Tegmark applies the same critical scrutiny to the industry's most reliable rhetorical defense: the China argument. The standard lobbying position holds that any regulatory constraint on American AI development cedes ground to Beijing. Tegmark regards this framing as fundamentally dishonest. He points out that China is currently moving to ban AI companions outright — not as a concession to American sensibilities, but because Chinese authorities have concluded that such systems are undermining national cohesion and youth development. "Obviously, it's making American youth weak, too," he noted.
On the question of superintelligence specifically, Tegmark argues that the logic of the China race collapses under scrutiny. "When people say we have to race to build superintelligence so we can win against China — when we don't actually know how to control superintelligence, so that the default outcome is that humanity loses control of Earth to alien machines — guess what? The Chinese Communist Party really likes control. Who in their right mind thinks that Xi Jinping is going to tolerate some Chinese AI company building something that overthrows the Chinese government?" The analogy he reaches for is the Cold War: the United States ultimately prevailed over the Soviet Union without ever engaging in a race to detonate the most nuclear weapons on the other's territory, because both sides recognized that particular competition had no winner.

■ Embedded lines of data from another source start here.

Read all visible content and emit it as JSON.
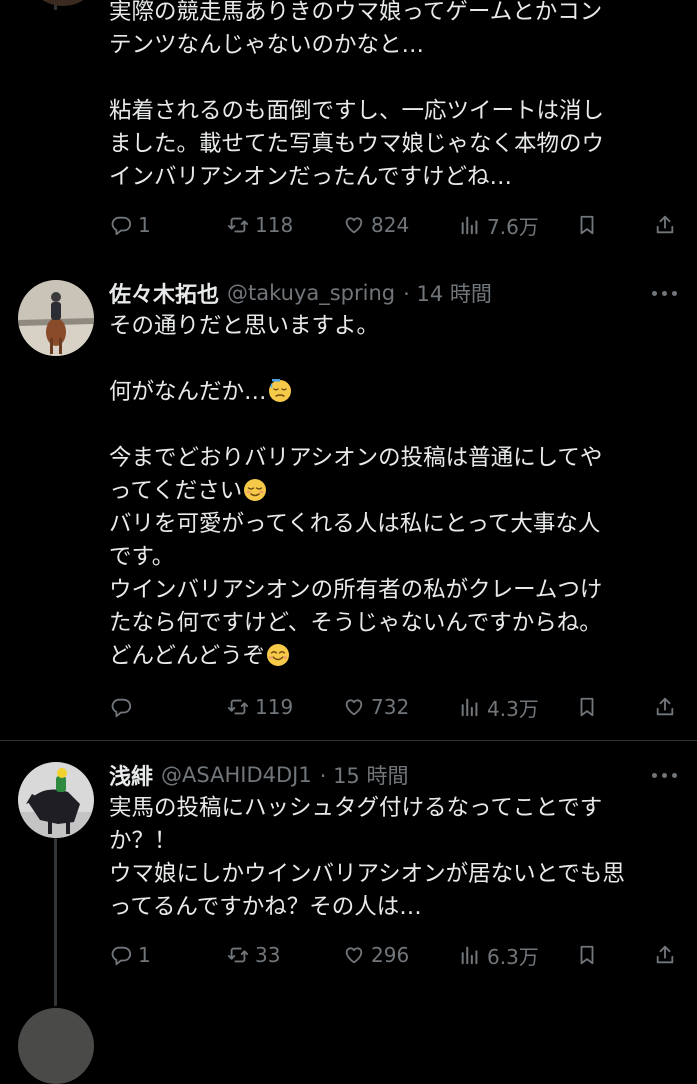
{
  "tweet1": {
    "text": "実際の競走馬ありきのウマ娘ってゲームとかコン\nテンツなんじゃないのかなと…\n\n粘着されるのも面倒ですし、一応ツイートは消し\nました。載せてた写真もウマ娘じゃなく本物のウ\nインバリアシオンだったんですけどね…",
    "replies": "1",
    "retweets": "118",
    "likes": "824",
    "views": "7.6万"
  },
  "tweet2": {
    "name": "佐々木拓也",
    "handle": "@takuya_spring",
    "time": "· 14 時間",
    "line1": "その通りだと思いますよ。",
    "line2": "何がなんだか…",
    "line3a": "今までどおりバリアシオンの投稿は普通にしてや\nってください",
    "line3b": "バリを可愛がってくれる人は私にとって大事な人\nです。\nウインバリアシオンの所有者の私がクレームつけ\nたなら何ですけど、そうじゃないんですからね。\nどんどんどうぞ",
    "replies": "",
    "retweets": "119",
    "likes": "732",
    "views": "4.3万"
  },
  "tweet3": {
    "name": "浅緋",
    "handle": "@ASAHID4DJ1",
    "time": "· 15 時間",
    "text": "実馬の投稿にハッシュタグ付けるなってことです\nか？！\nウマ娘にしかウインバリアシオンが居ないとでも思\nってるんですかね？その人は…",
    "replies": "1",
    "retweets": "33",
    "likes": "296",
    "views": "6.3万"
  },
  "icons": {
    "reply": "reply-icon",
    "retweet": "retweet-icon",
    "like": "heart-icon",
    "views": "views-chart-icon",
    "bookmark": "bookmark-icon",
    "share": "share-icon",
    "emoji_sweat": "downcast-face-with-sweat-emoji",
    "emoji_relieved": "relieved-face-emoji",
    "emoji_smile": "smiling-face-emoji"
  },
  "colors": {
    "background": "#000000",
    "text": "#e7e9ea",
    "secondary": "#71767b",
    "divider": "#2f3336"
  }
}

On the timeline to transformative AI capability, Tegmark is direct about the failure of expert consensus. Six years ago, he notes, nearly every AI researcher he knew projected that human-level language and knowledge mastery was decades away — perhaps 2040 or 2050. That consensus was wrong. Progress has moved through high school, college, PhD, and professorial levels of capability in rapid succession. Last year, an AI system won the gold medal at the International Mathematics Olympiad. In a paper co-authored with Yoshua Bengio, Dan Hendrycks, and other leading researchers, Tegmark's team developed a rigorous definition of artificial general intelligence. By that measure, GPT-4 was 27% of the way there; GPT-5 was 57% of the way there.
"When I lectured to my students yesterday at MIT, I told them that even if it takes four years, that means when they graduate, they might not be able to get any jobs anymore," Tegmark said. "It's certainly not too soon to start preparing for it."

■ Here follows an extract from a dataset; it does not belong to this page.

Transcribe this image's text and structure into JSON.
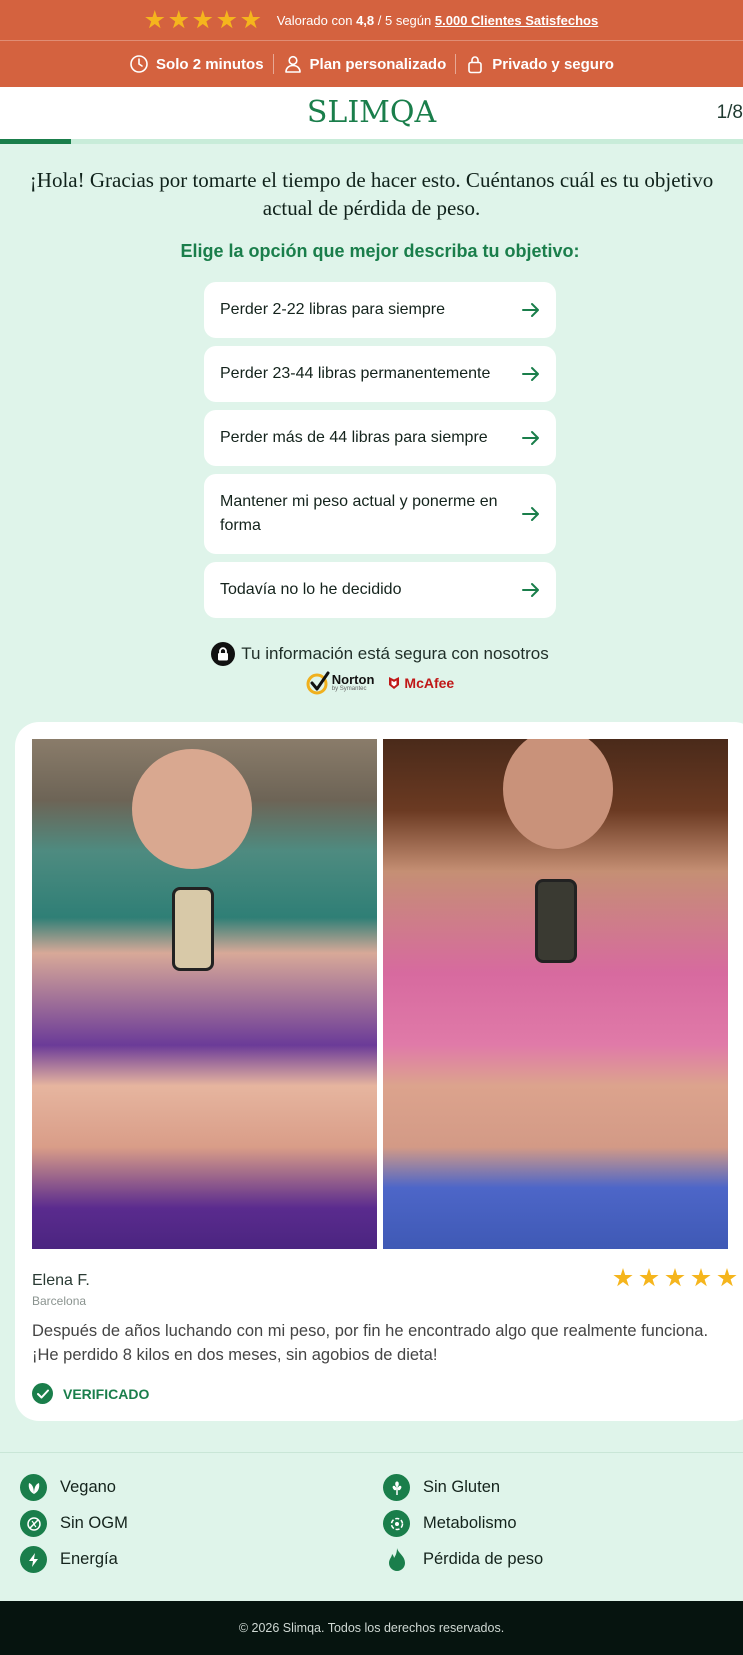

The question of industry solidarity in the wake of Anthropic's blacklisting proved to be short-lived. At the time of the interview, Sam Altman had publicly stated that he stands with Anthropic and holds the same red lines — a position Tegmark credited as requiring genuine courage. Google had said nothing, which Tegmark characterized as deeply embarrassing for an organization of its scale and stated values. xAI had also remained silent. Hours after the interview concluded, however, OpenAI announced its own deal with the Pentagon, complete with what the company described as technical safeguards — a development that illustrated precisely the competitive dynamic Tegmark had warned about.
Despite the severity of his critique, Tegmark does not regard a positive outcome as impossible. The path he describes is straightforward in principle, if not in practice: treat AI companies as subject to the same standards of accountability applied to any other industry. Require something analogous to clinical trials before deploying systems of this magnitude. Mandate demonstration of control to independent experts before release. "Then we get a golden age with all the good stuff from AI, without the existential angst," he said. "That's not the path we're on right now. But it could be."